Responding to pacifist pressures, Manoil brought out a line of civilian figures under the label “The Happy Farm,” which featured a variety of country folk—some forty types in all. Farmers sowed grain, harvested with a scythe, and pitched hay, while women churned butter, cooked, washed laundry, and performed other domestic chores. Also included were bricklayers, hod carriers, carpenters, blacksmiths, and other laborers.

 
 
 

By the late 1930s the company had outgrown its Manhattan birthplace; in 1940 it moved to more spacious quarters in Waverly, New York. Here 225 workers, mostly women and high school students, cleaned, painted, and assembled the castings. In the months preceding America’s entry into the Second World War, Manoil consumed sixty tons of metal every week to produce several hundred thousand toys.

Manoil’s operations were suspended during World War II, after a brief, unsuccessful effort to produce composition figures. The company reopened in 1945 with a new line of GIs, in World War II battle dress, but never regained its pre-war popularity. The firm hobbled along until the mid-1950s, finally closing shortly after the death of Jack Manoil, in 1955.

The third of the triumvirate of major dime-store makers was Grey Iron of Mount Joy, Pennsylvania, which has been in operation under various names since 1840. In 1917, shortly after the United States entered World War I, the firm brought out its “Greyklip Armies,” a series of nickel-plated troops that cost a modest ten cents for a carded set of ten infantry or five cavalry.
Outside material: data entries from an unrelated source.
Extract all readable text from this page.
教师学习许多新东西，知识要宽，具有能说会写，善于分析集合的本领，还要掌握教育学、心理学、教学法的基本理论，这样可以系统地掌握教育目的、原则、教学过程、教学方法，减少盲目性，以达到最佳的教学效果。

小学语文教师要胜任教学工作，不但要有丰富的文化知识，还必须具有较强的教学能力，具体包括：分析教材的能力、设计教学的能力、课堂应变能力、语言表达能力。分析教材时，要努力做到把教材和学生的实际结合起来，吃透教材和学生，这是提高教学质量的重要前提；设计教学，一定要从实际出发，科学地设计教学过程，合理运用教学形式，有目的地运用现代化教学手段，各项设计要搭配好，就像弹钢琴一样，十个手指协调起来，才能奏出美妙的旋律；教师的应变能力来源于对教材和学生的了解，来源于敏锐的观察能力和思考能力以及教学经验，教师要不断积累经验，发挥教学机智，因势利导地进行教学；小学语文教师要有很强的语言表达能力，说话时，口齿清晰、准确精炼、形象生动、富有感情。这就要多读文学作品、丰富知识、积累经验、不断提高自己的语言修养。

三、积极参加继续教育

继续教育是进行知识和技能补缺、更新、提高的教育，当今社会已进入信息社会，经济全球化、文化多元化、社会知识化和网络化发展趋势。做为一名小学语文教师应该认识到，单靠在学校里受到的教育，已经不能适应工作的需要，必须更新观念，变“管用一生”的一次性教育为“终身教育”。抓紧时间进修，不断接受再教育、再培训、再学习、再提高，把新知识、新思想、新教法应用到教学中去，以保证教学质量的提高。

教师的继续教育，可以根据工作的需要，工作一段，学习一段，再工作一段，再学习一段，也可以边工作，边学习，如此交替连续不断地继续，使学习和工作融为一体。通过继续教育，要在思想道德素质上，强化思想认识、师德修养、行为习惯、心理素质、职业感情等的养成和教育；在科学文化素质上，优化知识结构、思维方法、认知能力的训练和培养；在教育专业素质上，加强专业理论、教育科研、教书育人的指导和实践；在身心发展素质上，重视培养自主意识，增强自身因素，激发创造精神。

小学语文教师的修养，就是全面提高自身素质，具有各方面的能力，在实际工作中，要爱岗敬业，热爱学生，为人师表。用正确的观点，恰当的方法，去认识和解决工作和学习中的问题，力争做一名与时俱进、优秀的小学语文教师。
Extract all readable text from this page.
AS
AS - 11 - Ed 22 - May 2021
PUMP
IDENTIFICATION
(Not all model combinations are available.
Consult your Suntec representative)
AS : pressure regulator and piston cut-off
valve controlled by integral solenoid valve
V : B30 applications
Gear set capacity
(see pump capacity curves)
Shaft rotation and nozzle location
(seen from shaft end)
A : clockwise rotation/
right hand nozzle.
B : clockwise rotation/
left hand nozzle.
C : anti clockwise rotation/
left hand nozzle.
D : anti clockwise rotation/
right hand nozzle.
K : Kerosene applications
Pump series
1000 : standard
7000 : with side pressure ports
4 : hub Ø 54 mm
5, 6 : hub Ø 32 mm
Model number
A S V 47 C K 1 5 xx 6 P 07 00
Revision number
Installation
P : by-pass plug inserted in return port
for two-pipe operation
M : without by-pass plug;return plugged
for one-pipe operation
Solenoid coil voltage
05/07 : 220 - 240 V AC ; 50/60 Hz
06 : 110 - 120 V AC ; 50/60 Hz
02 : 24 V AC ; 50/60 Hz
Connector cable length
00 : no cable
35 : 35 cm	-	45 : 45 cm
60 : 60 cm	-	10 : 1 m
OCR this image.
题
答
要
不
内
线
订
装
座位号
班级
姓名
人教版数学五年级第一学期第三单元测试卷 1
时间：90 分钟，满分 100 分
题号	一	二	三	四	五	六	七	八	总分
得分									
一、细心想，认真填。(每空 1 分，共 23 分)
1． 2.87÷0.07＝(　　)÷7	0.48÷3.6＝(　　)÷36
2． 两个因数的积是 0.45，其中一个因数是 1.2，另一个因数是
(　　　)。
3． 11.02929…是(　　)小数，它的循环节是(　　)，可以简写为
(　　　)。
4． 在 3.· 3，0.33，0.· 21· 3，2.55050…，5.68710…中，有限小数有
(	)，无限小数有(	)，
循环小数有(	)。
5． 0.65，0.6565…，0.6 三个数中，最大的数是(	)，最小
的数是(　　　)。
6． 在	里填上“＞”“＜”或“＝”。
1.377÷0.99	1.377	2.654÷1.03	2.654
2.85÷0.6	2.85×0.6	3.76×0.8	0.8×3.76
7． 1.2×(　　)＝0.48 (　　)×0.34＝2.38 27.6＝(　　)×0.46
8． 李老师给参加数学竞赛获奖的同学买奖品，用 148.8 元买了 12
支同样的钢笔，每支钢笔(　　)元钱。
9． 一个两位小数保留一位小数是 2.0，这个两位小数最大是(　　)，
Grey Iron began issuing three-inch cast-iron dimestore soldiers in 1933; the roster included American Revolutionary War troops, West Point cadets, and doughboys. By mid-1936 the firm was distributing its “Iron Men” series, which were better designed than earlier models and stood a full 3¼ inches, bringing them into line with those of Barclay and Manoil. Simple in design, Grey Iron’s soldiers were perhaps the least imaginative of all the dime-store figures.

However, the company did produce an interesting civilian range called “The American Family” that featured 2¼-inch figures scaled to 0-gauge trains. One set, “The American Family on the Beach,” enjoyed such props as a lifeboat, a cabana, and a section of boardwalk.

Although Grey Iron survived the postwar doldrums that finished off most of its competitors—and even produced a new group, American Continental soldiers, in the 1950s—the toysoldier part of the business never really revived after the war. But the company remains in business today (a division of the Donsco Corporation), producing mechanical banks and other cast-iron toys.

Throughout the fifties and sixties, rising production costs, competition from cheaper plastic figures, and laws against the use of lead in toys forced one after another of the dimestore companies to close its doors. When Barclay cooled its molds for the last time in 1971, the era of the American metal toy soldier came to an end. Like their British, French, and German cousins, the Barclay, Manoil, and Grey Iron troops have gone to the Valhalla reserved for toys that have faithfully performed their playtime duties. Now they are valued by collectors and remembered with pleasure by former fiveand-dime customers who, as youngsters, would pluck them out of bins at five cents apiece.